The only statewide, student-run exit poll in the nation
BYU political science professors Kelly Patterson and Quin Monson didn't get much sleep in the days leading up to Nov. 2. Then again, neither did statistics professors Howard Christensen and Dan Williams, Dale Cressman and Robert Walz of the Communications Department, or Mark Phillips of KBYU, not to mention countless others.
Patterson and Monson, who co-teach a class on exit polling, were only two members of a team that spanned disciplines, departments and even colleges to put together the KBYU/Utah Colleges Exit Poll, now in its 22nd year.
The College of Family, Home and Social Sciences, the College of Physical and Mathematical Sciences, and the College of Fine Arts and Communications all played a vital role in organizing the only statewide, student-run exit poll in the nation.
On Election Day, some 1,000 student volunteers from eight universities fanned out to polling places across Utah to survey voters as they left the voting booths. The collected results were used to project winners on Election Night and now serve as an invaluable database for researchers looking to understand voting behavior in Utah.
Political science undergraduates wrote the survey and then recruited and trained the volunteer pollsters under the guidance of Patterson and Monson. Both undergraduate and graduate statistics students designed the survey sample with the help of Christensen and Williams. And broadcast communications students - mentored by Cressman and Walz and producer Mark Phillips - produced the Election Night coverage on KBYU, featuring the results of the poll and related commentary.
To see the fruits of this large-scale collaboration, voters only had to read the papers or watch TV in the days after the exit poll accurately predicted the six races it called. On Election Night, television channels 2, 4 and 13 carried parts of KBYU's coverage, and the next day the Salt Lake Tribune featured BYU's numbers in several articles. Tribune columnist Vince Horiuchi referred to the students as the "best pollsters" in a column about election coverage highs and lows.
Those who worked on the project agree it proved more rewarding than taxing.
"There were a lot of meetings," said Phillips, who produced not only the Election Night broadcast but also several student-organized candidate debates. "But when we have students who rise to the occasion, that's always gratifying for me."

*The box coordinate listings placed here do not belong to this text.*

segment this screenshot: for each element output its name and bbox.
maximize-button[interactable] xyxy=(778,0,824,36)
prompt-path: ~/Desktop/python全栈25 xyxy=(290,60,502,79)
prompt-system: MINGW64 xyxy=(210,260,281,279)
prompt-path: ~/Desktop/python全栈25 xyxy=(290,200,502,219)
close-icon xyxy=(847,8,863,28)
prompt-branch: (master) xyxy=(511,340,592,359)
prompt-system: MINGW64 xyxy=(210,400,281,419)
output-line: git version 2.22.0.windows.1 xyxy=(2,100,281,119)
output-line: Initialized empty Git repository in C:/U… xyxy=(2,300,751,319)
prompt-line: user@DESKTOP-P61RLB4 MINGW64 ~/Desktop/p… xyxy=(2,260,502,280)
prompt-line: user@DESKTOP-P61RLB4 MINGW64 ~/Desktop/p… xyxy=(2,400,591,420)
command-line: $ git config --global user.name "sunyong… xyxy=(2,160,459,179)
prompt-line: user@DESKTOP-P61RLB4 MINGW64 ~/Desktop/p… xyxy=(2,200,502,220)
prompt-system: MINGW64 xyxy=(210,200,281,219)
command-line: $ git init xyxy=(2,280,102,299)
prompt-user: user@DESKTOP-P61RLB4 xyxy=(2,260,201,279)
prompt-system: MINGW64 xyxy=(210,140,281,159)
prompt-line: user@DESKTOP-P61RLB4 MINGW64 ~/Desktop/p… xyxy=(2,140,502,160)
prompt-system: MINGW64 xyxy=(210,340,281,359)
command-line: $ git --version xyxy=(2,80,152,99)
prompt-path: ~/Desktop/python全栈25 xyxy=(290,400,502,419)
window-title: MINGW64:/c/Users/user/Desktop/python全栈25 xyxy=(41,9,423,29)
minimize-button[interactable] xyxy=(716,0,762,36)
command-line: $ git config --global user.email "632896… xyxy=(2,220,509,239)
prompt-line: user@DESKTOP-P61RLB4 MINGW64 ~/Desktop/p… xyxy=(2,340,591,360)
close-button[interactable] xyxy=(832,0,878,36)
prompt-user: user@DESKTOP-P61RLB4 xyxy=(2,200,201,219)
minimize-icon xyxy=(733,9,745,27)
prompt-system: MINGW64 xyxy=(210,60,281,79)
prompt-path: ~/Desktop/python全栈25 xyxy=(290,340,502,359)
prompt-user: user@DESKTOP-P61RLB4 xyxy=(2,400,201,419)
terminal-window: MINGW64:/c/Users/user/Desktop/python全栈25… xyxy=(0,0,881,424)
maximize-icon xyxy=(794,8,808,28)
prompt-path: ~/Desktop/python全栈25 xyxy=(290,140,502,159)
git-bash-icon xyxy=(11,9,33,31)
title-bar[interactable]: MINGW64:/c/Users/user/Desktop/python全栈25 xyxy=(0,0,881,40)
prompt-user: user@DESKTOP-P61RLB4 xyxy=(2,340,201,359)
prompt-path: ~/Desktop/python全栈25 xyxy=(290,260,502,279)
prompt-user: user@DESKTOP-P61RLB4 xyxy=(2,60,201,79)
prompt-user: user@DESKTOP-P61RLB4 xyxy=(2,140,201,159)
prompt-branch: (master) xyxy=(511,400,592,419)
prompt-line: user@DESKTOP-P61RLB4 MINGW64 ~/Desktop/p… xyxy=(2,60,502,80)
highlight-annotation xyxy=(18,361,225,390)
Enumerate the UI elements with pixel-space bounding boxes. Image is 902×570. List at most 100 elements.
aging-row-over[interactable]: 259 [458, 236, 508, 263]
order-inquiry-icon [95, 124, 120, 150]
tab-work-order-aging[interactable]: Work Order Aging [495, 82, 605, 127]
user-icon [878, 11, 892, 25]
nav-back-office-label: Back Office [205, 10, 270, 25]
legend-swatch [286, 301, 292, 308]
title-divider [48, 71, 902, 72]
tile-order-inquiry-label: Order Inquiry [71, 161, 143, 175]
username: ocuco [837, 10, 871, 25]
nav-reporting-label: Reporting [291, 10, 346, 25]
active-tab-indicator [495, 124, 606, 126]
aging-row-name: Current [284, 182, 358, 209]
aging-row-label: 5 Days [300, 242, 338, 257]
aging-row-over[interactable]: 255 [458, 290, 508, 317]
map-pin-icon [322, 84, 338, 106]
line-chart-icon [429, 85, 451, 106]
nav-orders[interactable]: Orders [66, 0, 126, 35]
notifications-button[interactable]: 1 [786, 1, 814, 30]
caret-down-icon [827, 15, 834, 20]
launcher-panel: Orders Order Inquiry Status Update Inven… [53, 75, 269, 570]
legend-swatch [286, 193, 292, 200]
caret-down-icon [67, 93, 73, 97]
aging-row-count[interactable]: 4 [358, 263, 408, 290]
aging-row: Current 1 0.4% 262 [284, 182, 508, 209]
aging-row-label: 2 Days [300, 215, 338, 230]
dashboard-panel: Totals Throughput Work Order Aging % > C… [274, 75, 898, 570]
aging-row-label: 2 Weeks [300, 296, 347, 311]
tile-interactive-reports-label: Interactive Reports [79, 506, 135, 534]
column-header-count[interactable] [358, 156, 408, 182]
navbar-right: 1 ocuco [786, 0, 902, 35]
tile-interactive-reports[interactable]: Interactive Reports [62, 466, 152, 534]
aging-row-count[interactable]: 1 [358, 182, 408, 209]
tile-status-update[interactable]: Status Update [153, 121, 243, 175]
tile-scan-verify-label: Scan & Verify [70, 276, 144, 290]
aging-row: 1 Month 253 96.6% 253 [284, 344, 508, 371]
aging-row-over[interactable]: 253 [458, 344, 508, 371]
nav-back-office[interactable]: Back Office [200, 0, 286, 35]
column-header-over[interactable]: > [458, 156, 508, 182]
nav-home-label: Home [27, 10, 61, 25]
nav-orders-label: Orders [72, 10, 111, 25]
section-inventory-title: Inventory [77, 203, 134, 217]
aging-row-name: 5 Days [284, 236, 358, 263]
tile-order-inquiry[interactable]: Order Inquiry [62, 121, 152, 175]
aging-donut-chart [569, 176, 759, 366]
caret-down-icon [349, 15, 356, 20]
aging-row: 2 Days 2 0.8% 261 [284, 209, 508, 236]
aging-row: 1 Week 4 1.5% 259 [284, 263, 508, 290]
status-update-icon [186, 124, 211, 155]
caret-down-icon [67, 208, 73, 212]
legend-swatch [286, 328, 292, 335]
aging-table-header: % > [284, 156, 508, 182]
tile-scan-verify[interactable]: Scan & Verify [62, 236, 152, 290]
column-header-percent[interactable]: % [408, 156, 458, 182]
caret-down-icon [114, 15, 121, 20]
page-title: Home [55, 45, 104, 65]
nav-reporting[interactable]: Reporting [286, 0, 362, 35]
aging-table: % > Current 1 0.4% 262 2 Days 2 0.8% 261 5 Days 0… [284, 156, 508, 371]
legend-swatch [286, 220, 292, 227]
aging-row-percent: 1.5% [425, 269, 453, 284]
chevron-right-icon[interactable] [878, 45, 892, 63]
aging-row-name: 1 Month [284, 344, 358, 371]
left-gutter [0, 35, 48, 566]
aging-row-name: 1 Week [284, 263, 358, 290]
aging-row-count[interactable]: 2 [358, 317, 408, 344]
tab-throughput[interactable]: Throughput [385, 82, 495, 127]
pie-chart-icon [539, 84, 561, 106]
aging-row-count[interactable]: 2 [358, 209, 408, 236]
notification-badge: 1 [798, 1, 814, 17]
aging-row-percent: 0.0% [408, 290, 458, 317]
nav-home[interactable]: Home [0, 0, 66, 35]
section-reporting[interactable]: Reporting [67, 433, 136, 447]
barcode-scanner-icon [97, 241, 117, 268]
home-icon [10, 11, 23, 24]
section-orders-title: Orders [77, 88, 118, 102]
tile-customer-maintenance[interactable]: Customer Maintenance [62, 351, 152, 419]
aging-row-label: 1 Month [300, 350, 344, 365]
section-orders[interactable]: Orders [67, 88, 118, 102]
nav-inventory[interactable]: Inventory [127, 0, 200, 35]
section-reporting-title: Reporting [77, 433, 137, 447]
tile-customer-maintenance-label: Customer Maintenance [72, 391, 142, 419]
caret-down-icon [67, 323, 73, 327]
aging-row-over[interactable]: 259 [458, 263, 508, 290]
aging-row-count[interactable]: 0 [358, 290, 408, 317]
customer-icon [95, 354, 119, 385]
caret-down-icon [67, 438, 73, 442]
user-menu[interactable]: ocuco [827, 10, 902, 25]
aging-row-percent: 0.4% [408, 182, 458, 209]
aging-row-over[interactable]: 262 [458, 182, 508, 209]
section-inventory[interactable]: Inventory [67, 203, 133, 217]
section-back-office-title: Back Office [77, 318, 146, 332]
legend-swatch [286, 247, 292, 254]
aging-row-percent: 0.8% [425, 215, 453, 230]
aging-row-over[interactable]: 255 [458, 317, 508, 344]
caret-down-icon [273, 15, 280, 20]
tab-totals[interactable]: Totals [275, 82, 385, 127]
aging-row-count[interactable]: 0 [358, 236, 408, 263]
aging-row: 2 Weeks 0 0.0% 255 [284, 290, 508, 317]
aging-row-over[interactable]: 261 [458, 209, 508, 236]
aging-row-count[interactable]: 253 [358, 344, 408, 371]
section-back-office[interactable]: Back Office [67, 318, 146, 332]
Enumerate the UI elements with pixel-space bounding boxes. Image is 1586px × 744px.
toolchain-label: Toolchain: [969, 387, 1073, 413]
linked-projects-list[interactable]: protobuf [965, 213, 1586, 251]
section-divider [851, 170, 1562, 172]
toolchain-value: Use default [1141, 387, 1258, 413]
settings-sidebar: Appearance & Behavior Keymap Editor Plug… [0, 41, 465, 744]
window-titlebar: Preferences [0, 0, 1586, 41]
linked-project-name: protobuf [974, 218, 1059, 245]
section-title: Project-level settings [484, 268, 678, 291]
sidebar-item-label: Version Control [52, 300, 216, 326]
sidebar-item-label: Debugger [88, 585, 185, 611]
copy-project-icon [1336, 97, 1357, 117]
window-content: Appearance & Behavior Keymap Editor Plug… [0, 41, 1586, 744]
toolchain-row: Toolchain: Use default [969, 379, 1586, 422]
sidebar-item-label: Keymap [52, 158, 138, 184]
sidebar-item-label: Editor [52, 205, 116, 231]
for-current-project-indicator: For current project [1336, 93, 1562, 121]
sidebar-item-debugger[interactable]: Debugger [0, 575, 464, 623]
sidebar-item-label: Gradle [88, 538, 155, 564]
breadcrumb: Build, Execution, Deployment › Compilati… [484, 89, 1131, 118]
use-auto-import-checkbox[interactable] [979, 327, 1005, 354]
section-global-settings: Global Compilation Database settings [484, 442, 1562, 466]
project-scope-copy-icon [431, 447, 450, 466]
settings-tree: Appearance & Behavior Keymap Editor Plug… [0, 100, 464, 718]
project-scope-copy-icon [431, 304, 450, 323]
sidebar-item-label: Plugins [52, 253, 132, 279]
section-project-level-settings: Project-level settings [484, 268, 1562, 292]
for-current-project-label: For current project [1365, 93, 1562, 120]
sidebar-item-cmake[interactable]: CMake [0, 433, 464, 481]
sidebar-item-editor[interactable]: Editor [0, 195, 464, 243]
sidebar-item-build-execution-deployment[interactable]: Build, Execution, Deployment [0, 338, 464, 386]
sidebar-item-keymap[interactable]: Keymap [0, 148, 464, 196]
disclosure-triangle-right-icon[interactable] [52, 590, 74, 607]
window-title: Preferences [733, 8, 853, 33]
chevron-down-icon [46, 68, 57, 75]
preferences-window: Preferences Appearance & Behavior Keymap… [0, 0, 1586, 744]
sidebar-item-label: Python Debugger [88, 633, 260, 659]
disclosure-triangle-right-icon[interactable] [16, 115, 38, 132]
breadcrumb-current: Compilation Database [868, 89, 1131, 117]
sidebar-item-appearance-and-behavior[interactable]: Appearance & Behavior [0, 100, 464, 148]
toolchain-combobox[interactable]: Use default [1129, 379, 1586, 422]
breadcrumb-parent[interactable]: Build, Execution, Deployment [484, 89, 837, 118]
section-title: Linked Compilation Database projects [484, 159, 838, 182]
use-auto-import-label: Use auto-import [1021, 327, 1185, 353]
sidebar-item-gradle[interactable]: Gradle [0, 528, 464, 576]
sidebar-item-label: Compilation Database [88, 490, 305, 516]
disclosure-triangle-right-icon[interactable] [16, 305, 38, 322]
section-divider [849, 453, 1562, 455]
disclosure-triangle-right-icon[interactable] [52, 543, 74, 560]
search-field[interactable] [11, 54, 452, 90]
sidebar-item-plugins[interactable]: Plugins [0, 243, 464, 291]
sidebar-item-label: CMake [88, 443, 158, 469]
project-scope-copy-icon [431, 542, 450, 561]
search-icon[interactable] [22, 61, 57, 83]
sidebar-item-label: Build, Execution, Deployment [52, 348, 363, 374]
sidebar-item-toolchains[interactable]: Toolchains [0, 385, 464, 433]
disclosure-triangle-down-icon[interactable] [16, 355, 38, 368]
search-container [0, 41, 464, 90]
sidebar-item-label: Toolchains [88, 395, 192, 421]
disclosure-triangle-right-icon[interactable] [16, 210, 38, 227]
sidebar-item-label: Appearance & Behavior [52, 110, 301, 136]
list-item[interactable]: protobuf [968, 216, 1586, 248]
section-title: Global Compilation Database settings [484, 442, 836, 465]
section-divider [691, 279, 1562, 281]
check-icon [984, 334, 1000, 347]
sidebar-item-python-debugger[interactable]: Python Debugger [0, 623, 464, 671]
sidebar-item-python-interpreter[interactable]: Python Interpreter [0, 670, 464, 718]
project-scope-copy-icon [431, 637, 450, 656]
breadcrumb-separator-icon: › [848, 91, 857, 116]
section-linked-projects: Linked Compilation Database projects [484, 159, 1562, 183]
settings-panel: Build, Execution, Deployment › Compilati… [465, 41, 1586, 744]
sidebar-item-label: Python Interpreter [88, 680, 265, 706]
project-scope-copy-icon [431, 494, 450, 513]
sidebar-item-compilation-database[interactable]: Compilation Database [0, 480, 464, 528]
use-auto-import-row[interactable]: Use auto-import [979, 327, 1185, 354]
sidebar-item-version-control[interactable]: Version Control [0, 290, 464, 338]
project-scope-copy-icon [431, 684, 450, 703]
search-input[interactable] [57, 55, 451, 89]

The exit poll was the brainchild of David Magleby, now dean of the College of Family, Home and Social Sciences, who in 1982 was a young political science professor new to campus.
He called up statistics professor Howard Christensen and said he was putting together an exit poll as an educational experience for the students.
Christensen signed onto the project and in time the Statistics Department assumed more and more of the planning burden. Today Christensen is the only member of the original team who is still involved with the exit poll.
"This is an exciting experience every two years," he said. "There's nothing quite like the pressure of getting into the TV studio and being asked, 'Can we call this race? Should we call this race?'"
It's a rush that makes up for all the hours spent in meetings, and all the sleepless nights, the professors agreed.